Corker weighs war authorization measure for ISIL fight
By Burgess Everett
Lawmakers on the Senate Foreign Relations Committee want a closed briefing on the Obama administration’s Syria policy before deciding whether to pursue a vote to approve the ongoing U.S. campaign against the Islamic State.
In an interview, Chairman Bob Corker (R-Tenn.) said that while he remains open to writing an Authorization of Military Force for the conflict with ISIL, he feels no urgency until and unless the administration tells him they need additional authorities. As the committee weighs a vote, panel members are hoping to be briefed late this week by officials from the State Department and Special Forces.
“We’ve scheduled a detailed briefing this week and if additional authorities are needed it’s something we’ll look at it,” Corker said. “It appears to me that the people that have been added into a conflict are still conducting operations against ISIS. And everyone in the administration that's been up here ... feels like they have the authority they need to take on ISIS.”
The recent announcement that 50 U.S. troops are on the ground in Syria, even as an American soldier was killed in Iraq, elicited a new round of calls from committee Democrats for an authorization vote. Ranking member Ben Cardin (D-Md.) bashed the “continued reliance on the 2001 authorization for the use of military force, which was passed in the wake of the 9-11 attacks to specifically counter Al Qaeda.”
But for Corker, the calculation is more complicated. While he believes the current AUMF for the wars against Iraq and Afghanistan last decade cover the ongoing conflict and ISIL, he’s not opposed to having a debate about the matter. But he and others on the panel are still not sure the committee can pass a resolution.
Starting a discussion of war, and then becoming bogged down and failing to pass something would perhaps be the worst outcome for the amiable chairman who continues to win plaudits from Democrats.
“I get that he has an institutional concern about the committee getting into something and being hopelessly divided,” said Sen. Tim Kaine (D-Va.), a major proponent of starting up a debate. “My feeling is this thing keeps growing and expanding: Numbers of countries, numbers of troops, combat deaths, dollars spent, refugee crisis, Russia getting into the theater … what the debate will do is it will force the administration in a formal way to put a plan on the table.”
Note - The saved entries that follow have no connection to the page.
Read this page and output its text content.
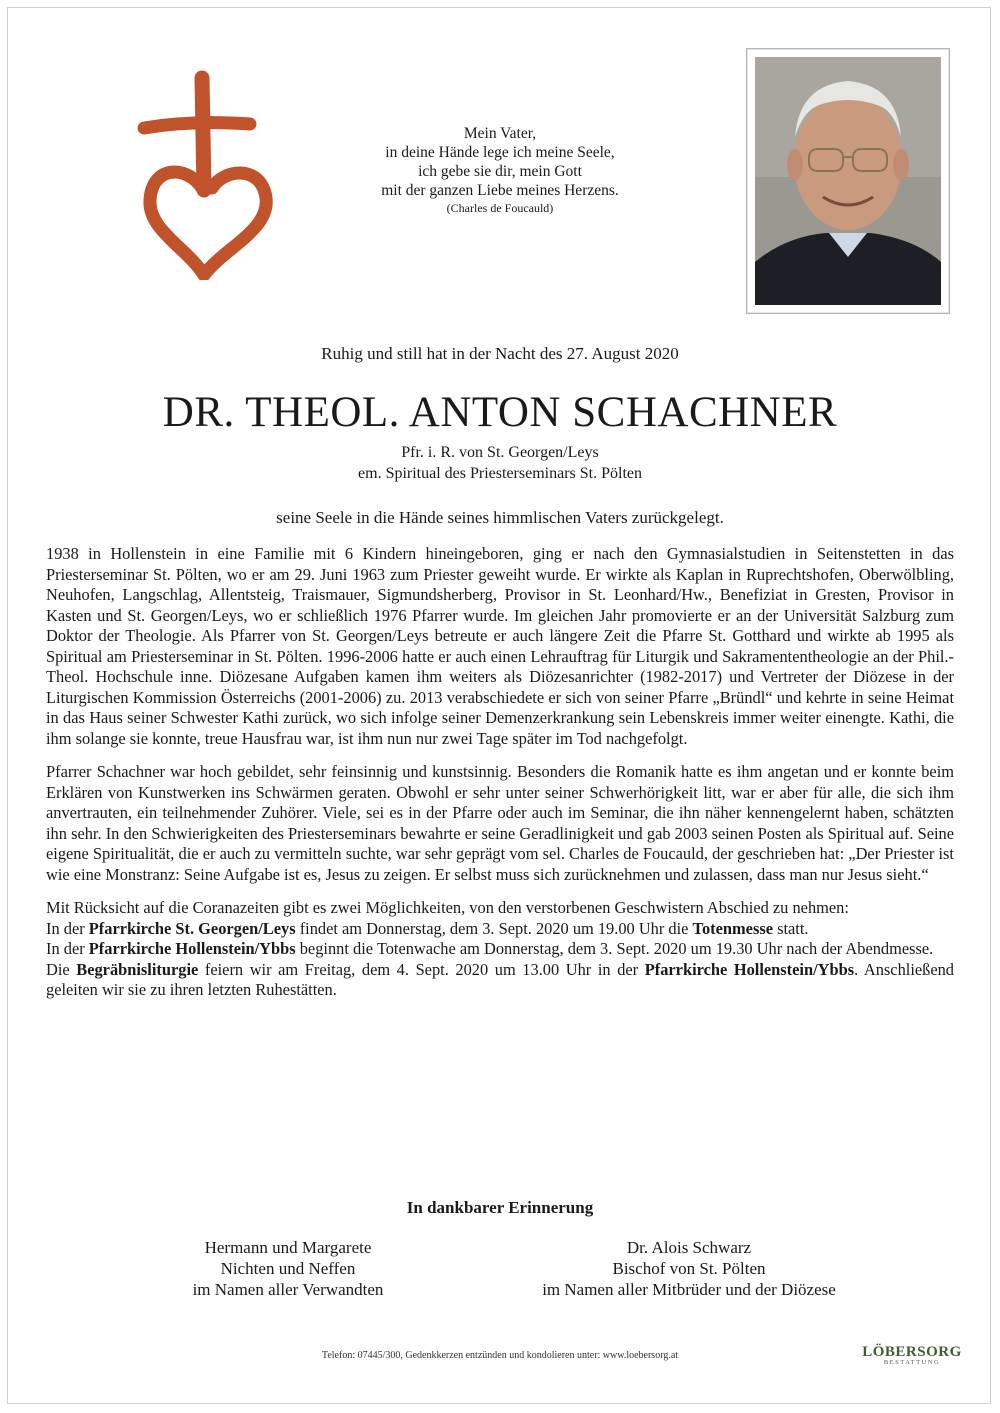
Mein Vater,
in deine Hände lege ich meine Seele,
ich gebe sie dir, mein Gott
mit der ganzen Liebe meines Herzens.
(Charles de Foucauld)
Ruhig und still hat in der Nacht des 27. August 2020
DR. THEOL. ANTON SCHACHNER
Pfr. i. R. von St. Georgen/Leys
em. Spiritual des Priesterseminars St. Pölten
seine Seele in die Hände seines himmlischen Vaters zurückgelegt.

1938 in Hollenstein in eine Familie mit 6 Kindern hineingeboren, ging er nach den Gymnasialstudien in Seitenstetten in das Priesterseminar St. Pölten, wo er am 29. Juni 1963 zum Priester geweiht wurde. Er wirkte als Kaplan in Ruprechtshofen, Oberwölbling, Neuhofen, Langschlag, Allentsteig, Traismauer, Sigmundsherberg, Provisor in St. Leonhard/Hw., Benefiziat in Gresten, Provisor in Kasten und St. Georgen/Leys, wo er schließlich 1976 Pfarrer wurde. Im gleichen Jahr promovierte er an der Universität Salzburg zum Doktor der Theologie. Als Pfarrer von St. Georgen/Leys betreute er auch längere Zeit die Pfarre St. Gotthard und wirkte ab 1995 als Spiritual am Priesterseminar in St. Pölten. 1996-2006 hatte er auch einen Lehrauftrag für Liturgik und Sakramententheologie an der Phil.-Theol. Hochschule inne. Diözesane Aufgaben kamen ihm weiters als Diözesanrichter (1982-2017) und Vertreter der Diözese in der Liturgischen Kommission Österreichs (2001-2006) zu. 2013 verabschiedete er sich von seiner Pfarre „Bründl“ und kehrte in seine Heimat in das Haus seiner Schwester Kathi zurück, wo sich infolge seiner Demenzerkrankung sein Lebenskreis immer weiter einengte. Kathi, die ihm solange sie konnte, treue Hausfrau war, ist ihm nun nur zwei Tage später im Tod nachgefolgt.

Pfarrer Schachner war hoch gebildet, sehr feinsinnig und kunstsinnig. Besonders die Romanik hatte es ihm angetan und er konnte beim Erklären von Kunstwerken ins Schwärmen geraten. Obwohl er sehr unter seiner Schwerhörigkeit litt, war er aber für alle, die sich ihm anvertrauten, ein teilnehmender Zuhörer. Viele, sei es in der Pfarre oder auch im Seminar, die ihn näher kennengelernt haben, schätzten ihn sehr. In den Schwierigkeiten des Priesterseminars bewahrte er seine Geradlinigkeit und gab 2003 seinen Posten als Spiritual auf. Seine eigene Spiritualität, die er auch zu vermitteln suchte, war sehr geprägt vom sel. Charles de Foucauld, der geschrieben hat: „Der Priester ist wie eine Monstranz: Seine Aufgabe ist es, Jesus zu zeigen. Er selbst muss sich zurücknehmen und zulassen, dass man nur Jesus sieht.“

Mit Rücksicht auf die Coranazeiten gibt es zwei Möglichkeiten, von den verstorbenen Geschwistern Abschied zu nehmen:

In der Pfarrkirche St. Georgen/Leys findet am Donnerstag, dem 3. Sept. 2020 um 19.00 Uhr die Totenmesse statt.
In der Pfarrkirche Hollenstein/Ybbs beginnt die Totenwache am Donnerstag, dem 3. Sept. 2020 um 19.30 Uhr nach der Abendmesse.
Die Begräbnisliturgie feiern wir am Freitag, dem 4. Sept. 2020 um 13.00 Uhr in der Pfarrkirche Hollenstein/Ybbs. Anschließend geleiten wir sie zu ihren letzten Ruhestätten.

In dankbarer Erinnerung
Hermann und Margarete
Nichten und Neffen
im Namen aller Verwandten
Dr. Alois Schwarz
Bischof von St. Pölten
im Namen aller Mitbrüder und der Diözese
Telefon: 07445/300, Gedenkkerzen entzünden und kondolieren unter: www.loebersorg.at	LÖBERSORG
BESTATTUNG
Corker said one caveat is the regime of Syrian President Bashar al-Assad: If the administration begins targeting him as well as ISIL, "that is a very different conversation" for the committee to have.
Corker hosted Secretary of State John Kerry last week; his counterpart in the House Ed Royce of California will have a pair of top-ranking State officials in on Wednesday to discuss Russia's role in Syria.